Is a DIY garage conversion possible

Whether you can do the work yourself, will depend on the scope of the job and your own personal skill level. Things like drainage, gas, and electrics, will almost always require a professional. However, there are plenty of jobs that could be done by a reasonably good DIY’er. For example:

  • Dividing the garage – This will usually involve building a stud wall to add a separate area. Whilst this is a relatively skilled job, it is still achievable for most decent DIY enthusiasts.

  • Adding insulation – Adding insulation is not a difficult job and this will just need adding to any stud walls. Building regulations may be able to advise on the thickness required.

    Also, you may want to insulate the other walls in the room. This can be done in several ways. A couple of popular methods include More internal studwork and insulation, or Insulated plasterboards, which are fixed to the solid walls.

  • Adding a door casing and door to stud wall – Again this is a skilled job, but it is something a keen DIY’er could attempt and do a decent job of.

  • Installing plasterboard – This is hard work but not that difficult from a skill perspective. It is just a case of measuring and cutting the plasterboard to size. Once cut, you can easily screw the boards to the timber studwork.

  • Decorating – This is usually straight forward, and most people can operate a paint brush.

  • Other joinery work – Things like adding skirting and architrave, as well as any worktops fitted above white goods.

As you can see there is a lot you could potentially do yourself. However, certain things will require professional help, and you will need to liaise with trades whilst you do your jobs. Things like electrics, plumbing and drainage may need running through studwork and external walls.

Hiring a professional

This is a big project, so if you’re not used to managing trades, then hiring a company can be a wise choice.

In many cases, you can hire someone who will run the entire project and manage the individual trades required on the job. This can be far less stressful, and you only have one company to deal with if there are any issues.

The cost of Converting a garage to a utility room will depend on the scope of the work. Some garages will already have plumbing, electrics, and drainage, with existing access from the main house. In this case, the work will be much cheaper.

If all these services need running into the garage, it can get more complicated and expensive.

Regardless of the complexity, there are good ways to save significant amounts of money when doing this type of conversion.

One thing you should always do, is get multiple quotes. The cheapest won’t always be the best. However, if you stick to reputable local contractors, you should avoid “cheap” low quality work.

Another option is to get online quotes. This is often a better way to compare companies, because you still access the same local talent. However, if they are members of online comparison sites, they will usually be reviewed by previous customers. Also, they will be verified by the website. This can further increase your confidence when hiring.

Probably the best benefit of hiring online is the price. These websites are competitive marketplaces, and the companies often pay membership to receive enquiries. This can result in very competitive quotes, in order to win jobs.

Savings of 20-30% are not uncommon for this type of work.
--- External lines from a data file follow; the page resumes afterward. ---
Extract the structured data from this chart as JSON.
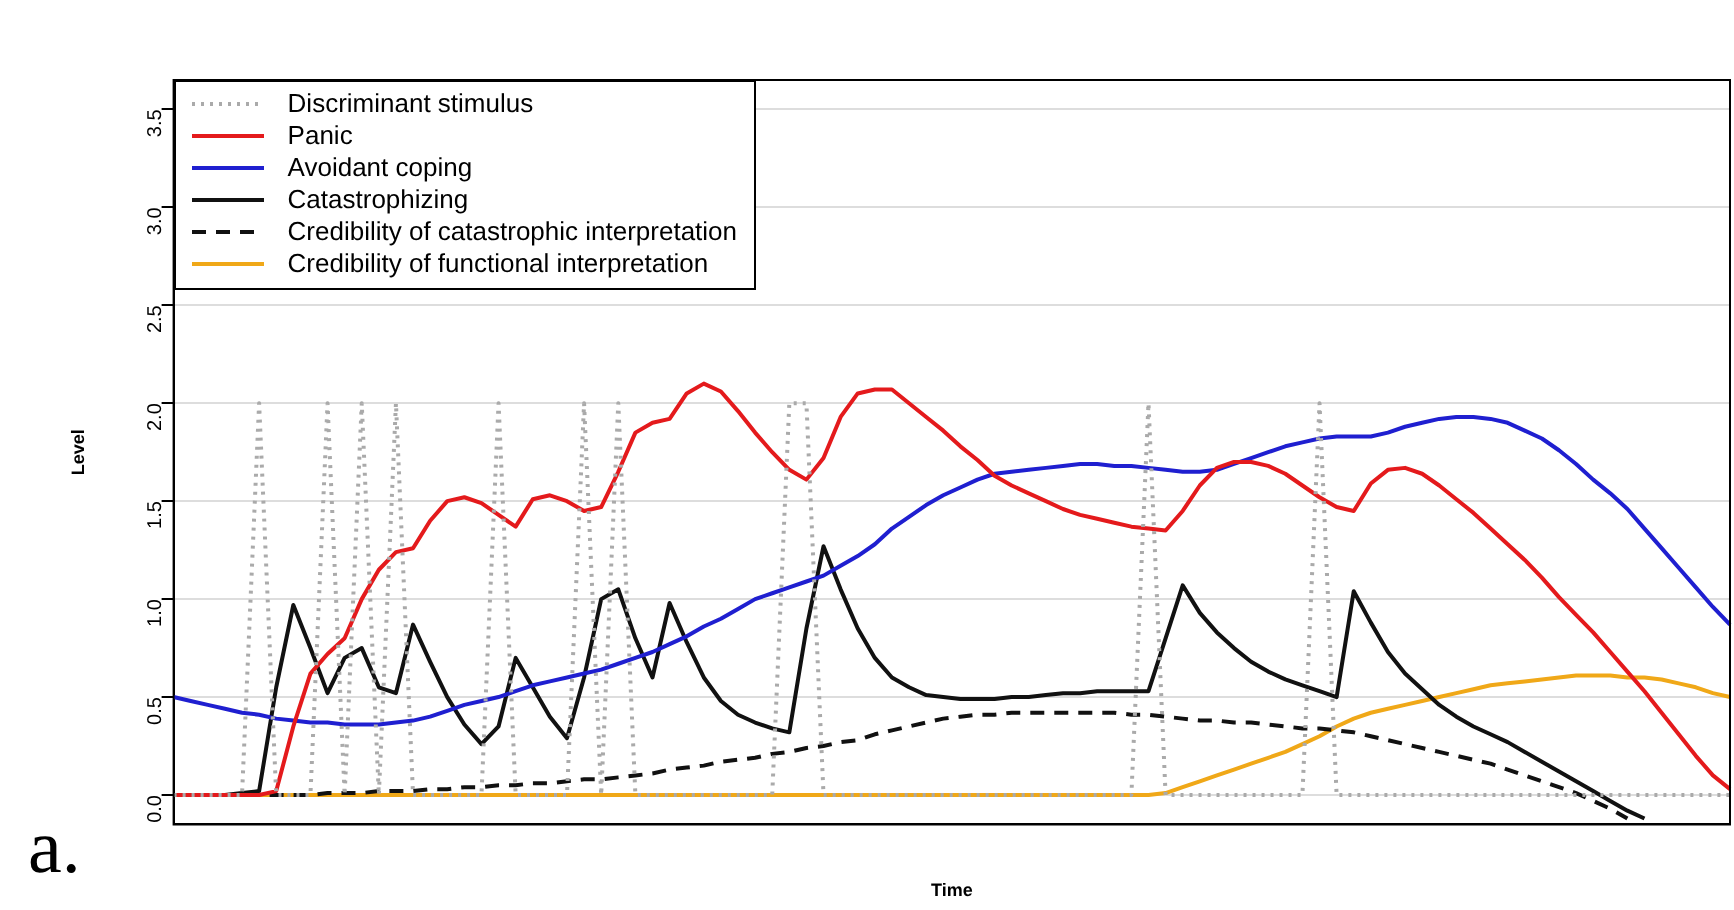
{
  "chart_data": {
    "type": "line",
    "xlabel": "Time",
    "ylabel": "Level",
    "ylim": [
      -0.15,
      3.65
    ],
    "yticks": [
      {
        "value": 0,
        "label": "0.0"
      },
      {
        "value": 0.5,
        "label": "0.5"
      },
      {
        "value": 1,
        "label": "1.0"
      },
      {
        "value": 1.5,
        "label": "1.5"
      },
      {
        "value": 2,
        "label": "2.0"
      },
      {
        "value": 2.5,
        "label": "2.5"
      },
      {
        "value": 3,
        "label": "3.0"
      },
      {
        "value": 3.5,
        "label": "3.5"
      }
    ],
    "grid": "y",
    "legend": "top left",
    "tick_labels": "y",
    "marker": "none",
    "annotations": [
      "a."
    ],
    "categories": [
      null,
      null,
      null,
      null,
      null,
      null,
      null,
      null,
      null,
      null,
      null,
      null,
      null,
      null,
      null,
      null,
      null,
      null,
      null,
      null,
      null,
      null,
      null,
      null,
      null,
      null,
      null,
      null,
      null,
      null,
      null,
      null,
      null,
      null,
      null,
      null,
      null,
      null,
      null,
      null,
      null,
      null,
      null,
      null,
      null,
      null,
      null,
      null,
      null,
      null,
      null,
      null,
      null,
      null,
      null,
      null,
      null,
      null,
      null,
      null,
      null,
      null,
      null,
      null,
      null,
      null,
      null,
      null,
      null,
      null,
      null,
      null,
      null,
      null,
      null,
      null,
      null,
      null,
      null,
      null,
      null,
      null,
      null,
      null,
      null,
      null,
      null,
      null,
      null,
      null,
      null,
      null
    ],
    "series": [
      {
        "name": "Discriminant stimulus",
        "color": "#aaaaaa",
        "line_style": "dotted",
        "values": [
          0,
          0,
          0,
          0,
          0,
          2,
          0,
          0,
          0,
          2,
          0,
          2,
          0,
          2,
          0,
          0,
          0,
          0,
          0,
          2,
          0,
          0,
          0,
          0,
          2,
          0,
          2,
          0,
          0,
          0,
          0,
          0,
          0,
          0,
          0,
          0,
          2,
          2,
          0,
          0,
          0,
          0,
          0,
          0,
          0,
          0,
          0,
          0,
          0,
          0,
          0,
          0,
          0,
          0,
          0,
          0,
          0,
          2,
          0,
          0,
          0,
          0,
          0,
          0,
          0,
          0,
          0,
          2,
          0,
          0,
          0,
          0,
          0,
          0,
          0,
          0,
          0,
          0,
          0,
          0,
          0,
          0,
          0,
          0,
          0,
          0,
          0,
          0,
          0,
          0,
          0,
          0
        ]
      },
      {
        "name": "Panic",
        "color": "#e41a1c",
        "line_style": "solid",
        "values": [
          0,
          0,
          0,
          0,
          0,
          0,
          0.02,
          0.35,
          0.62,
          0.72,
          0.8,
          1.0,
          1.15,
          1.24,
          1.26,
          1.4,
          1.5,
          1.52,
          1.49,
          1.43,
          1.37,
          1.51,
          1.53,
          1.5,
          1.45,
          1.47,
          1.65,
          1.85,
          1.9,
          1.92,
          2.05,
          2.1,
          2.06,
          1.96,
          1.85,
          1.75,
          1.66,
          1.61,
          1.72,
          1.93,
          2.05,
          2.07,
          2.07,
          2.0,
          1.93,
          1.86,
          1.78,
          1.71,
          1.63,
          1.58,
          1.54,
          1.5,
          1.46,
          1.43,
          1.41,
          1.39,
          1.37,
          1.36,
          1.35,
          1.45,
          1.58,
          1.67,
          1.7,
          1.7,
          1.68,
          1.64,
          1.58,
          1.52,
          1.47,
          1.45,
          1.59,
          1.66,
          1.67,
          1.64,
          1.58,
          1.51,
          1.44,
          1.36,
          1.28,
          1.2,
          1.11,
          1.01,
          0.92,
          0.83,
          0.73,
          0.63,
          0.53,
          0.42,
          0.31,
          0.2,
          0.1,
          0.03
        ]
      },
      {
        "name": "Avoidant coping",
        "color": "#1f1fd0",
        "line_style": "solid",
        "values": [
          0.5,
          0.48,
          0.46,
          0.44,
          0.42,
          0.41,
          0.39,
          0.38,
          0.37,
          0.37,
          0.36,
          0.36,
          0.36,
          0.37,
          0.38,
          0.4,
          0.43,
          0.46,
          0.48,
          0.5,
          0.53,
          0.56,
          0.58,
          0.6,
          0.62,
          0.64,
          0.67,
          0.7,
          0.73,
          0.77,
          0.81,
          0.86,
          0.9,
          0.95,
          1.0,
          1.03,
          1.06,
          1.09,
          1.12,
          1.17,
          1.22,
          1.28,
          1.36,
          1.42,
          1.48,
          1.53,
          1.57,
          1.61,
          1.64,
          1.65,
          1.66,
          1.67,
          1.68,
          1.69,
          1.69,
          1.68,
          1.68,
          1.67,
          1.66,
          1.65,
          1.65,
          1.66,
          1.69,
          1.72,
          1.75,
          1.78,
          1.8,
          1.82,
          1.83,
          1.83,
          1.83,
          1.85,
          1.88,
          1.9,
          1.92,
          1.93,
          1.93,
          1.92,
          1.9,
          1.86,
          1.82,
          1.76,
          1.69,
          1.61,
          1.54,
          1.46,
          1.36,
          1.26,
          1.16,
          1.06,
          0.96,
          0.87
        ]
      },
      {
        "name": "Catastrophizing",
        "color": "#111111",
        "line_style": "solid",
        "values": [
          0,
          0,
          0,
          0,
          0.01,
          0.02,
          0.55,
          0.97,
          0.75,
          0.52,
          0.7,
          0.75,
          0.55,
          0.52,
          0.87,
          0.68,
          0.5,
          0.36,
          0.26,
          0.35,
          0.7,
          0.55,
          0.4,
          0.29,
          0.6,
          1.0,
          1.05,
          0.8,
          0.6,
          0.98,
          0.78,
          0.6,
          0.48,
          0.41,
          0.37,
          0.34,
          0.32,
          0.85,
          1.27,
          1.05,
          0.85,
          0.7,
          0.6,
          0.55,
          0.51,
          0.5,
          0.49,
          0.49,
          0.49,
          0.5,
          0.5,
          0.51,
          0.52,
          0.52,
          0.53,
          0.53,
          0.53,
          0.53,
          0.8,
          1.07,
          0.93,
          0.83,
          0.75,
          0.68,
          0.63,
          0.59,
          0.56,
          0.53,
          0.5,
          1.04,
          0.88,
          0.73,
          0.62,
          0.54,
          0.46,
          0.4,
          0.35,
          0.31,
          0.27,
          0.22,
          0.17,
          0.12,
          0.07,
          0.02,
          -0.03,
          -0.08,
          -0.12,
          null,
          null,
          null,
          null,
          null
        ]
      },
      {
        "name": "Credibility of catastrophic interpretation",
        "color": "#111111",
        "line_style": "dashed",
        "values": [
          0,
          0,
          0,
          0,
          0,
          0,
          0,
          0,
          0,
          0.01,
          0.01,
          0.01,
          0.02,
          0.02,
          0.02,
          0.03,
          0.03,
          0.04,
          0.04,
          0.05,
          0.05,
          0.06,
          0.06,
          0.07,
          0.08,
          0.08,
          0.09,
          0.1,
          0.11,
          0.13,
          0.14,
          0.15,
          0.17,
          0.18,
          0.19,
          0.21,
          0.22,
          0.24,
          0.25,
          0.27,
          0.28,
          0.31,
          0.33,
          0.35,
          0.37,
          0.39,
          0.4,
          0.41,
          0.41,
          0.42,
          0.42,
          0.42,
          0.42,
          0.42,
          0.42,
          0.42,
          0.41,
          0.41,
          0.4,
          0.39,
          0.38,
          0.38,
          0.37,
          0.37,
          0.36,
          0.35,
          0.34,
          0.34,
          0.33,
          0.32,
          0.3,
          0.28,
          0.26,
          0.24,
          0.22,
          0.2,
          0.18,
          0.16,
          0.13,
          0.1,
          0.07,
          0.04,
          0.01,
          -0.03,
          -0.07,
          -0.12,
          null,
          null,
          null,
          null,
          null,
          null
        ]
      },
      {
        "name": "Credibility of functional interpretation",
        "color": "#f0a818",
        "line_style": "solid",
        "values": [
          null,
          null,
          null,
          null,
          0,
          0,
          0,
          0,
          0,
          0,
          0,
          0,
          0,
          0,
          0,
          0,
          0,
          0,
          0,
          0,
          0,
          0,
          0,
          0,
          0,
          0,
          0,
          0,
          0,
          0,
          0,
          0,
          0,
          0,
          0,
          0,
          0,
          0,
          0,
          0,
          0,
          0,
          0,
          0,
          0,
          0,
          0,
          0,
          0,
          0,
          0,
          0,
          0,
          0,
          0,
          0,
          0,
          0,
          0.01,
          0.04,
          0.07,
          0.1,
          0.13,
          0.16,
          0.19,
          0.22,
          0.26,
          0.3,
          0.35,
          0.39,
          0.42,
          0.44,
          0.46,
          0.48,
          0.5,
          0.52,
          0.54,
          0.56,
          0.57,
          0.58,
          0.59,
          0.6,
          0.61,
          0.61,
          0.61,
          0.6,
          0.6,
          0.59,
          0.57,
          0.55,
          0.52,
          0.5
        ]
      }
    ]
  }
}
To compare local garage conversion experts click here


Converting a garage into a utility room can be a fantastic use of space. It is also possible to do a good amount of the work as a DIY project. However, there are certain jobs where you will need a professional.

This is especially true for any work involving gas and electricity. You should also consider building regulations throughout the project. It is a good idea to talk with building control, to ensure you are doing everything by the book.